After Naomi’s parents died they were buried at St Mary’s Buxted, thanks to Naomi’s dear friend the legendary Canon Bill Peters. Kit loved talking to Canon Bill about the Christian faith and their wartime experiences. He loved attending Mass at St Mary’s Buxted and St Mary’s Bourne Street in London.
Naomi had kept her flat in Brighton, and Kit was able to reacquaint himself with his birthplace. He enjoyed visiting the antique shops in the Lanes and in the county town of Lewes for which he developed a great affection. In Brighton he became very well acquainted with Marc, one of Naomi’s neighbours. They became very dear friends, sharing a passion for antiques and the game of Chess. Latterly he loved the company of Naomi’s more recent neighbours, Natalie and Mark and their dog Otto.

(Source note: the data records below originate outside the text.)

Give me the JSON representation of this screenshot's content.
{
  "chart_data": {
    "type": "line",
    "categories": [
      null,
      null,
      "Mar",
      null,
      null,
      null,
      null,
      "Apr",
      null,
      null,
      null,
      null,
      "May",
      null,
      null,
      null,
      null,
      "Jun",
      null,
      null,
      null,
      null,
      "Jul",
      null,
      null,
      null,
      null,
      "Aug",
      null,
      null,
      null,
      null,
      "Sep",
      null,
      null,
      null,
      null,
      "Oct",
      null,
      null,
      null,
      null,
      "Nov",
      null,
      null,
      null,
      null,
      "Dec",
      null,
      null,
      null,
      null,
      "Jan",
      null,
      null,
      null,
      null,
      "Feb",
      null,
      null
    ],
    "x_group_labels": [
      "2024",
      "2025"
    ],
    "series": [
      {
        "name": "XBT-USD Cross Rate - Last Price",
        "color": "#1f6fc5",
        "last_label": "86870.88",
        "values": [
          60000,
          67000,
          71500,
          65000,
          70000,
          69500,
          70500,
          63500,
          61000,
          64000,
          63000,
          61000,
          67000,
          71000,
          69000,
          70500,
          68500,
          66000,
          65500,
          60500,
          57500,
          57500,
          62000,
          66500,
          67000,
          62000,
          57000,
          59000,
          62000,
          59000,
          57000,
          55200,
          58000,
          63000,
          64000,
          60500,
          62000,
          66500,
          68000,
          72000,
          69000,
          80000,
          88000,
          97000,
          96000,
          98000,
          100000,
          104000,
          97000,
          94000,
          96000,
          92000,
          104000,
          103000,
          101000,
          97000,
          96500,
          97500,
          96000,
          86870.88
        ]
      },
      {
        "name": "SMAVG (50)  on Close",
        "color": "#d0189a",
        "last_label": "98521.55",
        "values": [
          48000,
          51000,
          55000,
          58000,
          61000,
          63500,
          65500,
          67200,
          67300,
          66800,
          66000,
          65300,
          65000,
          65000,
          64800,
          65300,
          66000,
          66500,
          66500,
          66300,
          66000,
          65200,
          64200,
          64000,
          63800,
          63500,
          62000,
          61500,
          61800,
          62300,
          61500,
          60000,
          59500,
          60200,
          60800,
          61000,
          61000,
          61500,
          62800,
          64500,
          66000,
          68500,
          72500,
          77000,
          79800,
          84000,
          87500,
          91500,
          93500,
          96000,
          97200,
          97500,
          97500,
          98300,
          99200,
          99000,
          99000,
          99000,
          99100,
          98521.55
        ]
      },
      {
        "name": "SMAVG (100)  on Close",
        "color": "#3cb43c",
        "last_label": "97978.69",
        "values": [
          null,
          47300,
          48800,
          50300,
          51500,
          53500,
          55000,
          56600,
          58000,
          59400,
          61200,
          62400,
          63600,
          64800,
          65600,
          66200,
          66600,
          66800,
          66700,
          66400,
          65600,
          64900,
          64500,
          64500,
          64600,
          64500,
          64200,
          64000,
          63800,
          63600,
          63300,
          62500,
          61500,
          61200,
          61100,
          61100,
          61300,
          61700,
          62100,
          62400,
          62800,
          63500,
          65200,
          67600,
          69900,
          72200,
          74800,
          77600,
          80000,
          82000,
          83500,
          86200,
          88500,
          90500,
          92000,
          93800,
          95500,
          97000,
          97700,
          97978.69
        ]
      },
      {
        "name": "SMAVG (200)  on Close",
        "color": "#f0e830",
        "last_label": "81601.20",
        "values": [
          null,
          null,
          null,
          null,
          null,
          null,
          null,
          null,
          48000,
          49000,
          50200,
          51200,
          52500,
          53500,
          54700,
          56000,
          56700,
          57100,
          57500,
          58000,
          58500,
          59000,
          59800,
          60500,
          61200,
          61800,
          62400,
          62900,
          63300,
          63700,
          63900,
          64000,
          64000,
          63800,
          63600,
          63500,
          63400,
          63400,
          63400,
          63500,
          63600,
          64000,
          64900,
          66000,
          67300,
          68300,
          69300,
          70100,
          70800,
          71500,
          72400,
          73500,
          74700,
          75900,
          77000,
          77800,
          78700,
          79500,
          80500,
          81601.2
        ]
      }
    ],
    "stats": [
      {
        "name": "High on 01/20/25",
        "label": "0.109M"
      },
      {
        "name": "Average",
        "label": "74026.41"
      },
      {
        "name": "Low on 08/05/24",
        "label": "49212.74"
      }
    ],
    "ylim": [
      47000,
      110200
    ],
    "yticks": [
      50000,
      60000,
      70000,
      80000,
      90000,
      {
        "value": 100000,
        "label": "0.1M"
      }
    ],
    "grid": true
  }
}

Kit’s hero was the Duke of Wellington; he was an avid collector of Wellingtonia and toy soldiers. He also loved his holidays with Naomi to Ravello in Italy where they had spent their honeymoon. He was always immaculately dressed, never having had a T shirt or pair of trainers in his life! He was also impeccably well mannered. Kit was a gentle gentleman and will be much missed and mourned by all who had the privilege of knowing him.
Kit died peacefully in the Chelsea and Westminster hospital. May he rest in peace and rise in glory.